Ricorso Inammissibile Patteggiamento: Quando la Cassazione Chiude la Porta
Accedere a un procedimento speciale come il patteggiamento offre indubbiamente dei vantaggi, ma comporta anche delle precise limitazioni, soprattutto per quanto riguarda le possibilità di impugnazione. La recente ordinanza della Corte di Cassazione che analizziamo oggi mette in luce proprio questi confini, spiegando perché un ricorso inammissibile per patteggiamento viene rigettato quando non si basa su motivi specifici e legalmente previsti. Questo caso offre una lezione chiara sui presupposti per contestare una sentenza emessa a seguito di accordo tra le parti.
I Fatti del Caso: Un Appello Dopo il Patteggiamento
Un imputato, dopo aver concordato la pena con il Pubblico Ministero e aver ottenuto la ratifica dal Giudice dell’Udienza Preliminare, decideva di presentare ricorso per Cassazione. Le sue doglianze si concentravano su due aspetti principali: la presunta mancanza di motivazione da parte del giudice sulla congruità della pena applicata e un’errata qualificazione giuridica del fatto contestato. In sostanza, il ricorrente non contestava un’eventuale illegalità della sanzione, ma la sua adeguatezza e l’inquadramento del reato, ritenendoli non correttamente valutati.

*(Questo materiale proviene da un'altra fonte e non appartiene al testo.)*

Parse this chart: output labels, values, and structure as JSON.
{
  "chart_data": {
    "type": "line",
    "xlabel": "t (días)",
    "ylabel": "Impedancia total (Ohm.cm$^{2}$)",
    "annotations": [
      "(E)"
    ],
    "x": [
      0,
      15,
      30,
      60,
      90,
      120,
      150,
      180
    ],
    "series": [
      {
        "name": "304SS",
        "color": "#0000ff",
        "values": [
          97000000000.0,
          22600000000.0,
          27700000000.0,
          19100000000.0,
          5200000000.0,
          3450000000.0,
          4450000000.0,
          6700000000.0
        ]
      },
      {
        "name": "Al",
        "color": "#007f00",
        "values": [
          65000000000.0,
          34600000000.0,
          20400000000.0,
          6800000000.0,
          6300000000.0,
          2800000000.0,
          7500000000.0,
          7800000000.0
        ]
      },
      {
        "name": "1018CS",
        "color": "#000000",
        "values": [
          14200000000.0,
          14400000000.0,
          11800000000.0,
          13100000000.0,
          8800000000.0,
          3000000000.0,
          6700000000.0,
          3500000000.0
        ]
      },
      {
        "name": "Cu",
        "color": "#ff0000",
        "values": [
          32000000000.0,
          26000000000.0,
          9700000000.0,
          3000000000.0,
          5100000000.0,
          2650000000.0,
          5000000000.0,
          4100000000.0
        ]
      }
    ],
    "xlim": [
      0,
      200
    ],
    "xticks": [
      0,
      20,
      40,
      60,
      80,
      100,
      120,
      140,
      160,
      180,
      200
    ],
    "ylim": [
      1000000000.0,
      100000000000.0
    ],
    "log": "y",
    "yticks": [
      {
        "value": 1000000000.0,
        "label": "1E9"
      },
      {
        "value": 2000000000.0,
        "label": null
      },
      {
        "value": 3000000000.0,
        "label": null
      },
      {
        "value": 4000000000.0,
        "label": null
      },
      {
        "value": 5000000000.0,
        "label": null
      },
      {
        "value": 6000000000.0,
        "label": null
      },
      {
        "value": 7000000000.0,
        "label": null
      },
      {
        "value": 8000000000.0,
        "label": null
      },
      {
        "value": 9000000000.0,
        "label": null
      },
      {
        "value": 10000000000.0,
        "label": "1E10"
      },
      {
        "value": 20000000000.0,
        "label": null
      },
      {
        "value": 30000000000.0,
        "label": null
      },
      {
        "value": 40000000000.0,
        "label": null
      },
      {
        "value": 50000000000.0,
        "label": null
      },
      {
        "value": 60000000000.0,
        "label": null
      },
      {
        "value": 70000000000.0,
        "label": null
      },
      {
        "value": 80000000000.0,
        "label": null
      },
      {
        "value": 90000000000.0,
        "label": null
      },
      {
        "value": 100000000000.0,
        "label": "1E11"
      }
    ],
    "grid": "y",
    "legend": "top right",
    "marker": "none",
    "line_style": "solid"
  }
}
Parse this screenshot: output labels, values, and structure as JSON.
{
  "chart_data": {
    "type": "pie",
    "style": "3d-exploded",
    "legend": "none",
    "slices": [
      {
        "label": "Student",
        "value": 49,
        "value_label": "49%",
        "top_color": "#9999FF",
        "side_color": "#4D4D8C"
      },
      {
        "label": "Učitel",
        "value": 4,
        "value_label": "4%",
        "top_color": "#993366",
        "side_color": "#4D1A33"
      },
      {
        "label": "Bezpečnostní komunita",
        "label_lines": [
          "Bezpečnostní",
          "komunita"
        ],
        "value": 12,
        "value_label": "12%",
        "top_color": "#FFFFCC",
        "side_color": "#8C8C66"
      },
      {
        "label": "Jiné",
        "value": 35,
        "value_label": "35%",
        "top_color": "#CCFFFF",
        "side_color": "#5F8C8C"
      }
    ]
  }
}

La Decisione della Corte di Cassazione
La Suprema Corte, con una decisione presa de plano (cioè senza udienza pubblica, data la manifesta infondatezza), ha dichiarato il ricorso totalmente inammissibile. Di conseguenza, ha condannato il ricorrente non solo al pagamento delle spese processuali, ma anche a versare una somma di tremila euro alla Cassa delle ammende. La decisione si fonda su una rigorosa interpretazione delle norme che regolano l’impugnazione delle sentenze di patteggiamento.
Le Motivazioni: I Limiti del Ricorso Inammissibile Patteggiamento
La Corte ha chiarito che il ricorso era destinato al fallimento fin dall’inizio, poiché fondato su motivi non consentiti dall’articolo 448, comma 2-bis, del codice di procedura penale. Questa norma stabilisce un elenco tassativo di ragioni per cui si può impugnare una sentenza di patteggiamento. Le critiche generiche sulla congruità della pena o sulla motivazione non rientrano tra queste. L’accordo tra accusa e difesa, una volta ratificato dal giudice, cristallizza la pena, la cui congruità non può più essere messa in discussione se non per profili di palese illegalità.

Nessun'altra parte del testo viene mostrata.